At its peak, the centre established by the Colonial Government in 1952 to quarantine patients suffering from leprosy had about 300 patients drawn from all over the region.

Many of them lived at a designated asylum camp nearby. It had farms, churches other social amenities and 10-acre cemetery.

Handouts

Then the school came in 1974 to accommodate a growing population of children from the camp and the exclusive cemetery for leprosy patients was closed down. Busia County Council took over the responsibility of burying unclaimed bodies.

Samson Kiptalam, 68, and Seferio Juma, 73, are the remaining living faces of the Alupe Leprosarium after the camp was demolished in 2002 when donor funding by the Government of Netherlands evaporated with little injection from the Kenya Government.

Francis Amakoye, a Senior Occupational therapist who has worked at the facility since the leprosarium days says the camp’s demolition started in 2002 after supplies that used to come from the Netherlands to cater for confined patients ceased, leaving only drugs for diagnosed cases.

“We used to get everything from food, shoes, ointments, gloves, sandals -- virtually everything the patients needed for free. There were even dairy cattle to supply the patients with milk. All that dried up.

“Many of the over 200 confined patients had left the camp by the time demolition of seven of the eight brick blocks started in 2002. The one block where Kiptalam and Juma live was left to serve as a social relic.”

Kiptalam and Juma are healed but have no home to go to after they were rejected by relatives.

Their survival revolves around the hospital and handouts because they can’t do any meaningful work.

Before they contracted the disease in 1972, Kiptalam was a truck driver on the Mombasa-Bujumbura route.

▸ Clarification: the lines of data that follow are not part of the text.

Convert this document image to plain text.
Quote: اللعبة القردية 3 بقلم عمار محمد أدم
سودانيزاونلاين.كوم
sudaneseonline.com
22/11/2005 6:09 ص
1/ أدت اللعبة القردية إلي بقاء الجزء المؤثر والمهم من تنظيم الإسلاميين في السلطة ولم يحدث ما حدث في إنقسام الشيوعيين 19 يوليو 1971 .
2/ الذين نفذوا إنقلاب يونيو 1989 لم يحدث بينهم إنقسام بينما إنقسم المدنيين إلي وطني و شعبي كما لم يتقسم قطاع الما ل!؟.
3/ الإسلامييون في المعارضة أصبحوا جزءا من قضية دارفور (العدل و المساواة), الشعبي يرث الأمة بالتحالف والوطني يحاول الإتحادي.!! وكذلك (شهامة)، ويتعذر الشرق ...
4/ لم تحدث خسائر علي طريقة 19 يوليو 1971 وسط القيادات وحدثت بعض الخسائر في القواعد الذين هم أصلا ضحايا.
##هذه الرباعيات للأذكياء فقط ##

“It all started with numbness in my feet. I could not feel anything even if pricked by something sharp. The numbness moved to my hands and my health took a truly worrying turn when painless wounds started appearing on my toes and fingers, prompting my employer to suggest that I take time off to seek treatment.

Multiplication rate

“Back home in Nandi, my wife took off with our two young daughters, scared to see my toes and fingers drop. I had developed painless swellings on my face that made me look bad. People avoided me. I was alone and miserable when I went to see a doctor in Eldoret. He told me I could seek treatment only in Alupe and instead of charging me for his services, gave me Sh150 to travel there,” he says.

Kiptalam recalls that he was treated and returned home to Nandi but nobody was willing to give him a job as he did not have toes and fingers.

“I led a dog’s life for 10 years until a septic wound forced me back to Alupe after a sharp object pricked my leg. I have been here ever since. Neither my grown up children nor their mother bother about me,” says Kiptalam who today is on post exposure medication.

Mr Juma, a father of six children who took off with their mother as his condition deteriorated worked as a porter at the Kenya Ports Authority before he was referred to Alupe in early 1980s.

“Doctors truncated eight toes from both my legs that had become numb, an operation they said was meant to contain the bacteria from spreading,” he says.

In a pitiable voice, he adds: “I cannot go home any more. Nobody wants to see me there. My land has been sold by my relatives.

“As for my children, some are working but they have abandoned me, yet it was never my wish to get sick.”

Mr Amakoye says the bacterium that causes leprosy (mycho bacterium leprae) is a cousin to the one that causes tuberculosis -- TB (mycho bacterium tuberculae) albeit with a slower multiplication rate of between 14 to 20 days.

He describes as unfortunate the waning interest in leprosy as attention shifts to TB.

“TB services were benefiting from leprosy services, but things changed with HIV in the late 1980s of which TB became a killer opportunistic infection, relegating leprosy to the back-burner despite the latter’s devastating nature,” he laments.

Amakoye says the reemergence of multi bacillary leprosy cases in children aged between 10 to 15 is worrying at a time TB has stolen the bulk of medical attention.

He notes that Busia County leads with 13 cases out of the known 95 cases nationally.